According to the report, “with decoupled software solutions, Web services and SOA components can be portable. At $3.3 billion in 2008, SOA markets are anticipated to grow at an average rate of 17.1 percent per year to $10.3 billion by 2015. This growth is a result of IT department efforts to reduce spending on run time and to spend a higher proportion of their budgets on growing the business.”
Report Buyer is a UK-based independent online store supplying business information with over 90,000 business information products, including market reports, studies, books and events. This newest report is a six year forecast of the SOA infrastructure industry.
“SOA vendors are finding new ways to support innovation providing software that supports flexible response to changing market conditions,” says the report. “SOA reaches into every industry and every segment of the economy and represents a fundamental change in the way automated process is delivered to replace manual process.”
SOA represents a way to decrease IT costs by up to 90 percent by each of these individual systems and applications having their own way of storing and exchanging business data.
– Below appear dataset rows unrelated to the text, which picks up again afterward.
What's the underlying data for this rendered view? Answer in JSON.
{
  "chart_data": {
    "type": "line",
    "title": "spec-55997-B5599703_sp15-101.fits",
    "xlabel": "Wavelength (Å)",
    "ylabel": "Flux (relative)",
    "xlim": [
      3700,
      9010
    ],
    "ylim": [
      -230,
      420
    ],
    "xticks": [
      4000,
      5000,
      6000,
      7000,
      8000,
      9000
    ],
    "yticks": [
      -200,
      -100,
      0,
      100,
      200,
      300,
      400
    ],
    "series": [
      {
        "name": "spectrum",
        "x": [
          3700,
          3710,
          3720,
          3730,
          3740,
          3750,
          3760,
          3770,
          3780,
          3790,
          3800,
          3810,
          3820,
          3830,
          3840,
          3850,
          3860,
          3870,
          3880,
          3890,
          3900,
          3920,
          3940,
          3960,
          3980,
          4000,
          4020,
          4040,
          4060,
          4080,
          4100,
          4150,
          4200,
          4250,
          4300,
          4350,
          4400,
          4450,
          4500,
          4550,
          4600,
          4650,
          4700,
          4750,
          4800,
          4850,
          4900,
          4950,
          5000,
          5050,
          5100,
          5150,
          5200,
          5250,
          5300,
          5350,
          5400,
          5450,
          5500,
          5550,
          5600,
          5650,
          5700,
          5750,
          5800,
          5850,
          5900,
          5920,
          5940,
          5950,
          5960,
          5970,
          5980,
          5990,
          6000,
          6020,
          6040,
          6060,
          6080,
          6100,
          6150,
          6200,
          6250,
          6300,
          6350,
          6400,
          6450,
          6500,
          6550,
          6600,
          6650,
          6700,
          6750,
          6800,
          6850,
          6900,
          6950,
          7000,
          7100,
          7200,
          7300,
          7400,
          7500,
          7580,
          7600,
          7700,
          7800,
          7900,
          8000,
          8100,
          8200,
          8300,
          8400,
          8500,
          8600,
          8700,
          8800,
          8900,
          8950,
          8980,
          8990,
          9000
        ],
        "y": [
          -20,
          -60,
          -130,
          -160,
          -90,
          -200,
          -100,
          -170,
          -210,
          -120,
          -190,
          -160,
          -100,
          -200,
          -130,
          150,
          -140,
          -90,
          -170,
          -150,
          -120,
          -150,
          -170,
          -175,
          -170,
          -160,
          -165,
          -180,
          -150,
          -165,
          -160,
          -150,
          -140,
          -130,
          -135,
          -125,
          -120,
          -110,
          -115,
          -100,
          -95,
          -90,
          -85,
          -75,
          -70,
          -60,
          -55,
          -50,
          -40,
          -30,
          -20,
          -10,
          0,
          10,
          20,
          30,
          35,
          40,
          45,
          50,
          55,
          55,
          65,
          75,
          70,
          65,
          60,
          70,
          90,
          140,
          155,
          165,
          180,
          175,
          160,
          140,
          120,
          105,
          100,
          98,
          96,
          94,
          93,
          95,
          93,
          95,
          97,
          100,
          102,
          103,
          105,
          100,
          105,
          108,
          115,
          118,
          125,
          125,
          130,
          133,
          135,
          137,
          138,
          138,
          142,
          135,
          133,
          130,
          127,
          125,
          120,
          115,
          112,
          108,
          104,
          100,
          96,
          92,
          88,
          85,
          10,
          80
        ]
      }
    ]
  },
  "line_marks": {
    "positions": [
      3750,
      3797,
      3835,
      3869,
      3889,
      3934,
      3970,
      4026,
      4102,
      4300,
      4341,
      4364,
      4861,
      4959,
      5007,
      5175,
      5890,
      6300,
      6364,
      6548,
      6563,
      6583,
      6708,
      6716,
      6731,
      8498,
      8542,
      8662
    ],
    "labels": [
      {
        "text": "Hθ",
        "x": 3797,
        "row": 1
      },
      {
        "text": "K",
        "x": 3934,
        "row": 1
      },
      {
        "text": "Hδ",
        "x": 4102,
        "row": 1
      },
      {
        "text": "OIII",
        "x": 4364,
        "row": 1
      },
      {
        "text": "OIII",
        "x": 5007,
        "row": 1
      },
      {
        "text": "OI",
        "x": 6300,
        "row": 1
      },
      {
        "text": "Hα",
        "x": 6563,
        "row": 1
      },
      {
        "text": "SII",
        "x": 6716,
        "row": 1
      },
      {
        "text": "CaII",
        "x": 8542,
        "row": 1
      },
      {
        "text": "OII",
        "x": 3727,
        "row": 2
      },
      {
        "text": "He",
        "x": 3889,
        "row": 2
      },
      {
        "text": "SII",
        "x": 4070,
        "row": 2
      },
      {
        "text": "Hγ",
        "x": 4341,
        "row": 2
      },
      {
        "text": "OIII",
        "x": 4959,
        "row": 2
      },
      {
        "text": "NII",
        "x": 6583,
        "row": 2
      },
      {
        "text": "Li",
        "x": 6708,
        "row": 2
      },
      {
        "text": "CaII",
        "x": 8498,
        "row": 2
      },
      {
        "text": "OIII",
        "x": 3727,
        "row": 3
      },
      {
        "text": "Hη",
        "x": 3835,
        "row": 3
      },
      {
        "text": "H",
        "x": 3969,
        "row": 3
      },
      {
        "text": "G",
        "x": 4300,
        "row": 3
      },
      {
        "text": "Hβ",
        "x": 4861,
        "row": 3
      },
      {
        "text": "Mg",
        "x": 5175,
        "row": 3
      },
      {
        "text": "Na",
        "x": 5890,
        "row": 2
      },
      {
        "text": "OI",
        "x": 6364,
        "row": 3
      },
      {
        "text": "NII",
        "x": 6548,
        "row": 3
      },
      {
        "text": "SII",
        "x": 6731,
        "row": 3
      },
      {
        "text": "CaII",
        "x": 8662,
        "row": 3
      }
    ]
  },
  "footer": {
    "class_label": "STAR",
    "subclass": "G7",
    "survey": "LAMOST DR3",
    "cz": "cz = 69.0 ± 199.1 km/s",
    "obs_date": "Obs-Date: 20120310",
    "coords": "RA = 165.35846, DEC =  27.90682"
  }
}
Business processes span multiple applications and integrating them to facilitate flow of information using SOA which has created challenges for IT, says the report.
The change in IT is in fact due largely to service enabling offerings, and enterprise competitive advantage is gained from having IT flexibility. Software infrastructure companies have service enabled their offerings in response to demand for the flexibility needed to operate a global enterprise. In turn, states the report, “this service enabling represents a promise that the software vendor has the ability to build solutions that can be modified and updated in response to changing market conditions.”
During mergers and acquisitions, SOA stacks of decoupled services that are purposely built for an enterprise environment is the reason that they are continuously shifting.